Bereits dieses im System des EStG angelegte Rangverhältnis zwischen Veranlagung und Nachforderung von Lohnsteuer spricht dafür, daß Lohnsteuernachforderungen nach Durchführung der Einkommensteuerveranlagung des Arbeitnehmers nur noch bei entsprechender Änderung des Einkommensteuerbescheids möglich sind. Ist - wie im Streitfall - aber bereits die Bestandskraft des Einkommensteuerbescheids eingetreten, so würde eine Zulassung der von keiner weiteren Voraussetzung abhängigen Nachforderung zur Umgehung ("Aushöhlung") der Bestandskraft führen. Darauf haben Hartz/Meeßen/Wolf (a.a.O.) zutreffend hingewiesen. Zwar kann in diesen Fällen noch eine Änderung der Einkommensteuerveranlagung wegen neuer Tatsachen erfolgen. Der vorliegende Fall zeigt jedoch, daß dies ggf. wegen der Änderungssperre des § 173 Abs. 2 AO 1977 nicht möglich ist. Mangels ausdrücklicher Anhaltspunkte kann nicht angenommen werden, daß der Gesetzgeber eine entsprechend weitgehende Einschränkung der Bestandskraft gewollt hat, zumal deren Nachteile einseitig nur die Bezieher von Einkünften aus nichtselbständiger Arbeit treffen würden (im Ergebnis ebenso Drenseck in Stolterfoht, Herausgeber, Grundfragen des Lohnsteuerrechts, Deutsche steuerjuristische Gesellschaft, S. 423; derselbe in Schmidt/Drenseck, Einkommensteuergesetz, 7. Aufl., § 42d Anm. 5 c; Jakob, Steuern vom Einkommen, I, 1980 S. 212; Lademann/Söffing/Brockhoff, Kommentar zum Einkommensteuergesetz, § 42d Anm. 71, m.w.N.; Littmann/Barein, Das Einkommensteuerrecht, 15. Aufl., § 42d Rdnr. 42; Nissen in Forkel-Kommentar zum Einkommensteuergesetz, § 42d Rz. 48).
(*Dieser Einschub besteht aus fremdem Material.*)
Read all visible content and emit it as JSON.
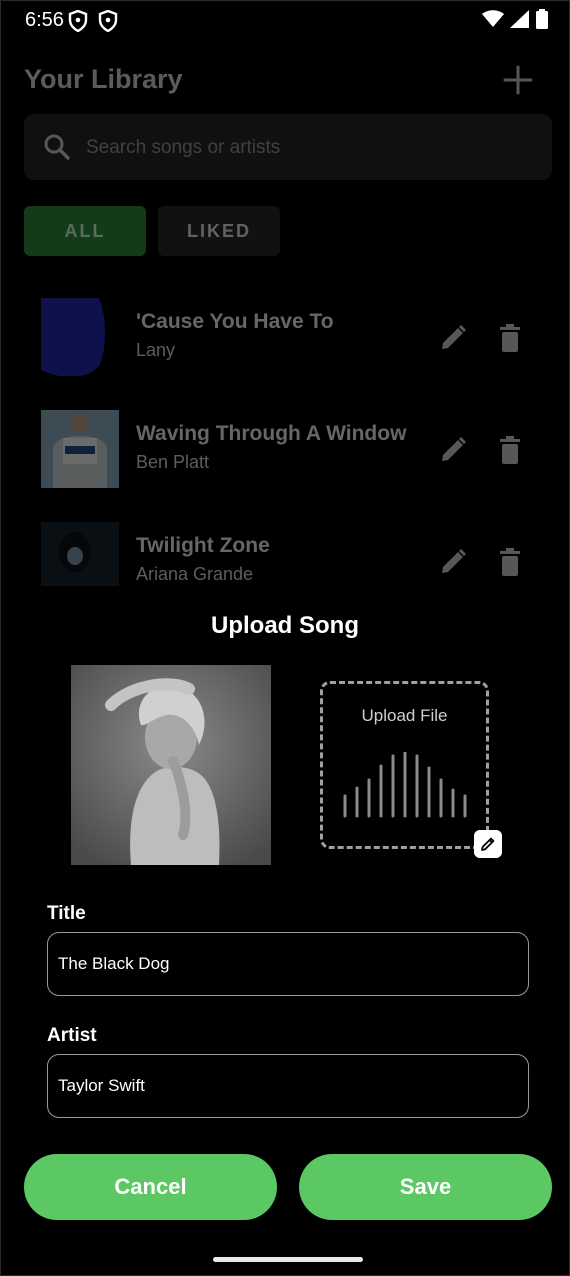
{
  "status_bar": {
    "time": "6:56"
  },
  "library": {
    "title": "Your Library",
    "search": {
      "placeholder": "Search songs or artists"
    },
    "filters": [
      {
        "label": "ALL"
      },
      {
        "label": "LIKED"
      }
    ],
    "songs": [
      {
        "title": "'Cause You Have To",
        "artist": "Lany"
      },
      {
        "title": "Waving Through A Window",
        "artist": "Ben Platt"
      },
      {
        "title": "Twilight Zone",
        "artist": "Ariana Grande"
      }
    ]
  },
  "upload": {
    "heading": "Upload Song",
    "upload_file_label": "Upload File",
    "title_label": "Title",
    "title_value": "The Black Dog",
    "artist_label": "Artist",
    "artist_value": "Taylor Swift",
    "cancel_label": "Cancel",
    "save_label": "Save"
  },
  "colors": {
    "accent": "#5cc863",
    "chip_active": "#2f8c3a",
    "background": "#000000"
  }
}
Zu Unrecht beruft sich die Finanzverwaltung für ihre gegenteilige Auffassung in Abschn. 220 Nr. 2 der Einkommensteuer-Richtlinien (EStR) 1987 auf das Urteil des Senats in BFHE 113, 157, BStBl II 1974, 756. Diese Entscheidung betrifft die Frage, ob das FA nach bestandskräftiger Veranlagung des Arbeitnehmers zur Einkommensteuer den Arbeitgeber im Haftungswege in Anspruch nehmen kann, wenn eine Berichtigungsmöglichkeit nach § 222 Abs. 1 Nr. 1 der Reichsabgabenordnung (AO) nicht gegeben ist. Im Streitfall ist aber kein Haftungsbescheid gegen den Arbeitgeber, sondern ein Steuerbescheid gegen den Arbeitnehmer ergangen. Die Frage, ob der Senat an der im Urteil in BFHE 113, 157, BStBl II 1974, 756 vertretenen Rechtsansicht festhält, kann deshalb im Streitfall offenbleiben.
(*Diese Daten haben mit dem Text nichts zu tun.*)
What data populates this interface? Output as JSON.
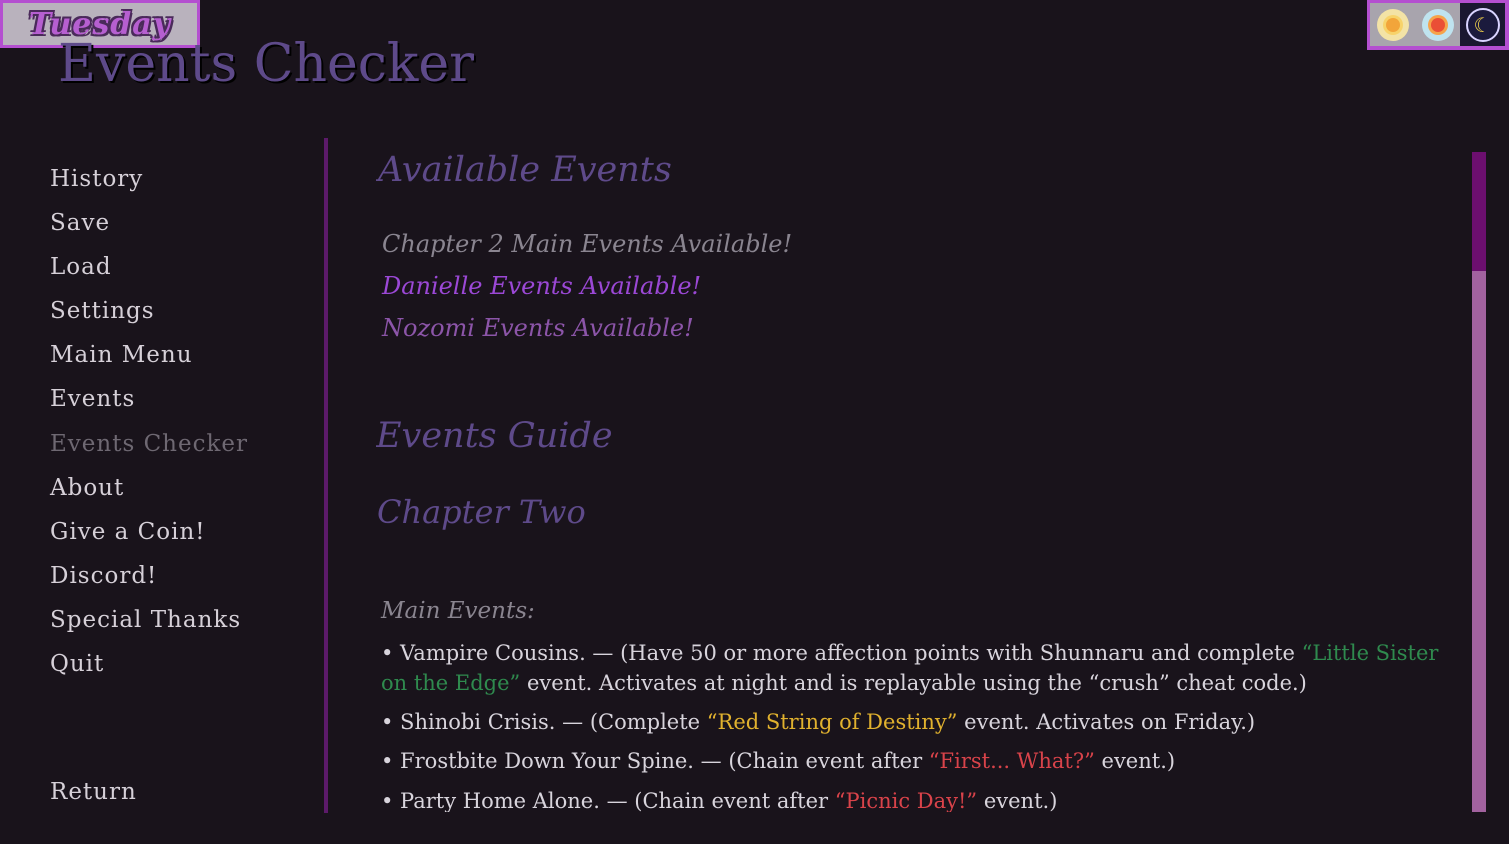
{
  "hud": {
    "day": "Tuesday",
    "time_slots": [
      {
        "icon": "morning-sun-icon",
        "active": false
      },
      {
        "icon": "noon-sun-icon",
        "active": false
      },
      {
        "icon": "night-moon-icon",
        "active": true
      }
    ]
  },
  "screen": {
    "title": "Events Checker"
  },
  "sidebar": {
    "items": [
      {
        "label": "History"
      },
      {
        "label": "Save"
      },
      {
        "label": "Load"
      },
      {
        "label": "Settings"
      },
      {
        "label": "Main Menu"
      },
      {
        "label": "Events"
      },
      {
        "label": "Events Checker",
        "current": true
      },
      {
        "label": "About"
      },
      {
        "label": "Give a Coin!"
      },
      {
        "label": "Discord!"
      },
      {
        "label": "Special Thanks"
      },
      {
        "label": "Quit"
      }
    ],
    "return_label": "Return"
  },
  "available": {
    "heading": "Available Events",
    "items": [
      {
        "text": "Chapter 2 Main Events Available!",
        "color": "#8a8590"
      },
      {
        "text": "Danielle Events Available!",
        "color": "#9b48d6"
      },
      {
        "text": "Nozomi Events Available!",
        "color": "#8c55a9"
      }
    ]
  },
  "guide": {
    "heading": "Events Guide",
    "chapter": "Chapter Two",
    "main_label": "Main Events:",
    "events": [
      {
        "name": "• Vampire Cousins.",
        "pre": " — (Have 50 or more affection points with Shunnaru and complete ",
        "highlight": "“Little Sister on the Edge”",
        "highlight_color": "green",
        "post": " event. Activates at night and is replayable using the “crush” cheat code.)"
      },
      {
        "name": "• Shinobi Crisis.",
        "pre": " — (Complete ",
        "highlight": "“Red String of Destiny”",
        "highlight_color": "yellow",
        "post": " event. Activates on Friday.)"
      },
      {
        "name": "• Frostbite Down Your Spine.",
        "pre": " — (Chain event after ",
        "highlight": "“First... What?”",
        "highlight_color": "red",
        "post": " event.)"
      },
      {
        "name": "• Party Home Alone.",
        "pre": " — (Chain event after ",
        "highlight": "“Picnic Day!”",
        "highlight_color": "red",
        "post": " event.)"
      }
    ]
  },
  "scrollbar": {
    "position": 0.0,
    "visible_fraction": 0.18
  }
}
Dem FA kann auch nicht darin gefolgt werden, daß die Nachforderung aus praktischen Gründen zugelassen werden müsse, da die zur Nachforderung führenden Umstände häufig nur durch eine Lohnsteueraußenprüfung beim Arbeitgeber festgestellt werden könnten.

Auf die Frage, ob die nach Bestandskraft der Einkommensteuerbescheide bekanntgewordenen Tatsachen bei der vorausgegangenen Außenprüfung (Betriebsprüfung) hätten festgestellt werden können, kommt es im Rahmen des § 173 Abs. 2 AO 1977 nicht an. Denn der aufgrund der Außenprüfung ergangene Einkommensteuerbescheid umfaßt alle für die Einkommensteuer maßgebenden Besteuerungsgrundlagen des betreffenden Jahres (vgl. BFH-Urteil vom 30. August 1988 VI R 21/85, unter 4.c, BFHE 155, 68, BStBl II 1989, 193), so daß auch die Änderungssperre dieser Vorschrift einen entsprechend umfassenden Charakter haben muß und alle Einkünfte aus nichtselbständiger Arbeit miteinschließen muß.